Banner and Haslam can be called a lot of things, but stupid isn’t one of them. Both men had to know the media shitstorm that would hit following Chudzinski’s dismissal. They were surely aware that fans would come up with derisive jokes such as The Life Cycle of the Cleveland Browns and that media members would bestow the organization with the dreaded D-Word, the word signifying that the organization is as far from winning a Super Bowl as they were when they returned to Cleveland in 1999. Yet they went ahead and fired Chudzinski anyway.
A lot has been made in the past few days of the idea that firing the guy they hired less than 365 days ago reflects much worse on the guys doing the hiring and firing than on the guy they hired/fired. There’s definitely some truth to that; it’s not optimal to fire your head coach after only one season. But I’d much rather the Browns fire the wrong guy for the right reasons instead of keeping him around in an effort to salvage their reputations.

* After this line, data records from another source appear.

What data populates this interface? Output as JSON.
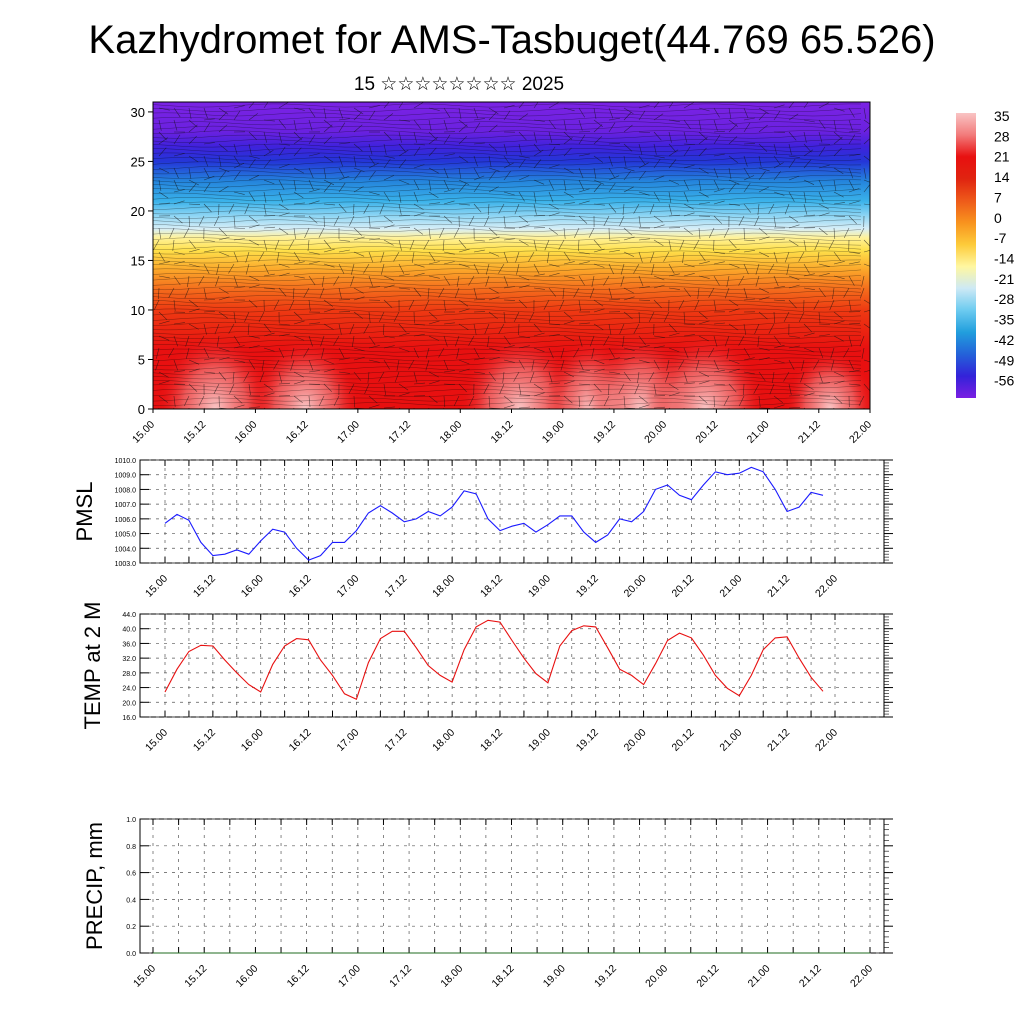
{
  "title": "Kazhydromet for AMS-Tasbuget(44.769 65.526)",
  "subtitle": "15 ☆☆☆☆☆☆☆☆ 2025",
  "time_labels": [
    "15.00",
    "15.12",
    "16.00",
    "16.12",
    "17.00",
    "17.12",
    "18.00",
    "18.12",
    "19.00",
    "19.12",
    "20.00",
    "20.12",
    "21.00",
    "21.12",
    "22.00"
  ],
  "chart_data": [
    {
      "type": "heatmap",
      "name": "cross-section",
      "ylim": [
        0,
        31
      ],
      "y_ticks": [
        0,
        5,
        10,
        15,
        20,
        25,
        30
      ],
      "colorbar_labels": [
        "35",
        "28",
        "21",
        "14",
        "7",
        "0",
        "-7",
        "-14",
        "-21",
        "-28",
        "-35",
        "-42",
        "-49",
        "-56"
      ],
      "colorbar_colors": [
        "#f9c4c4",
        "#f27b7b",
        "#e81010",
        "#e02410",
        "#ee5a1a",
        "#f8931e",
        "#fdcb3a",
        "#fff7a0",
        "#cde9f5",
        "#6ccbf0",
        "#219edd",
        "#2462d9",
        "#3322d9",
        "#7a1fe2"
      ]
    },
    {
      "type": "line",
      "ylabel": "PMSL",
      "ylim": [
        1003.0,
        1010.0
      ],
      "y_ticks": [
        "1003.0",
        "1004.0",
        "1005.0",
        "1006.0",
        "1007.0",
        "1008.0",
        "1009.0",
        "1010.0"
      ],
      "color": "#1a1aff",
      "x": [
        0,
        3,
        6,
        9,
        12,
        15,
        18,
        21,
        24,
        27,
        30,
        33,
        36,
        39,
        42,
        45,
        48,
        51,
        54,
        57,
        60,
        63,
        66,
        69,
        72,
        75,
        78,
        81,
        84,
        87,
        90,
        93,
        96,
        99,
        102,
        105,
        108,
        111,
        114,
        117,
        120,
        123,
        126,
        129,
        132,
        135,
        138,
        141,
        144,
        147,
        150,
        153,
        156,
        159,
        162,
        165
      ],
      "values": [
        1005.7,
        1006.3,
        1005.9,
        1004.4,
        1003.5,
        1003.6,
        1003.9,
        1003.6,
        1004.5,
        1005.3,
        1005.1,
        1004.0,
        1003.2,
        1003.5,
        1004.4,
        1004.4,
        1005.2,
        1006.4,
        1006.9,
        1006.4,
        1005.8,
        1006.0,
        1006.5,
        1006.2,
        1006.8,
        1007.9,
        1007.7,
        1006.0,
        1005.2,
        1005.5,
        1005.7,
        1005.1,
        1005.6,
        1006.2,
        1006.2,
        1005.1,
        1004.4,
        1004.9,
        1006.0,
        1005.8,
        1006.5,
        1008.0,
        1008.3,
        1007.6,
        1007.3,
        1008.3,
        1009.2,
        1009.0,
        1009.1,
        1009.5,
        1009.2,
        1008.0,
        1006.5,
        1006.8,
        1007.8,
        1007.6
      ]
    },
    {
      "type": "line",
      "ylabel": "TEMP at 2 M",
      "ylim": [
        16.0,
        44.0
      ],
      "y_ticks": [
        "16.0",
        "20.0",
        "24.0",
        "28.0",
        "32.0",
        "36.0",
        "40.0",
        "44.0"
      ],
      "color": "#e81010",
      "x": [
        0,
        3,
        6,
        9,
        12,
        15,
        18,
        21,
        24,
        27,
        30,
        33,
        36,
        39,
        42,
        45,
        48,
        51,
        54,
        57,
        60,
        63,
        66,
        69,
        72,
        75,
        78,
        81,
        84,
        87,
        90,
        93,
        96,
        99,
        102,
        105,
        108,
        111,
        114,
        117,
        120,
        123,
        126,
        129,
        132,
        135,
        138,
        141,
        144,
        147,
        150,
        153,
        156,
        159,
        162,
        165
      ],
      "values": [
        22.8,
        29.0,
        33.8,
        35.5,
        35.3,
        31.5,
        28.0,
        24.8,
        22.8,
        30.3,
        35.3,
        37.3,
        37.0,
        31.5,
        27.3,
        22.3,
        20.8,
        30.8,
        37.3,
        39.3,
        39.3,
        34.8,
        30.0,
        27.3,
        25.5,
        34.3,
        40.5,
        42.3,
        41.8,
        36.8,
        32.0,
        27.8,
        25.3,
        35.3,
        39.5,
        40.8,
        40.5,
        34.8,
        29.0,
        27.3,
        24.8,
        30.5,
        36.8,
        38.8,
        37.5,
        32.8,
        27.3,
        23.8,
        21.8,
        27.3,
        34.3,
        37.5,
        37.8,
        32.0,
        26.8,
        23.0
      ]
    },
    {
      "type": "line",
      "ylabel": "PRECIP, mm",
      "ylim": [
        0.0,
        1.0
      ],
      "y_ticks": [
        "0.0",
        "0.2",
        "0.4",
        "0.6",
        "0.8",
        "1.0"
      ],
      "color": "#1f6b1f",
      "x": [
        0,
        168
      ],
      "values": [
        0.0,
        0.0
      ]
    }
  ]
}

This franchise is still fraught with doubt. The roster is still a mess, the entire coaching staff needs to be replaced, and the guys making the decisions haven’t exactly done a great job so far (save for the Trent Richardson trade). Good luck finding a quality head coach that is willing to work for an autocratic CEO and an owner that may come under federal indictment in the coming months.
But the one thing that I love so far about this front office is that they refuse to kowtow to what fans and media expect out of them. In a sports town where the discourse is dominated by overreacting fans conditioned by decades of losing to distrust anything and everything a front office does as well as media personalities that feed off that distrust to fuel their airwaves and blog pages with those same sensationalized overreactions, the Browns are currently operating above that fray. Whether or not Joe Banner and Jimmy Haslam bring in the right guy to coach this team (they probably won’t), I feel confident in saying that they will do whatever they think is best to get the Browns to the Super Bowl, reputations be damned.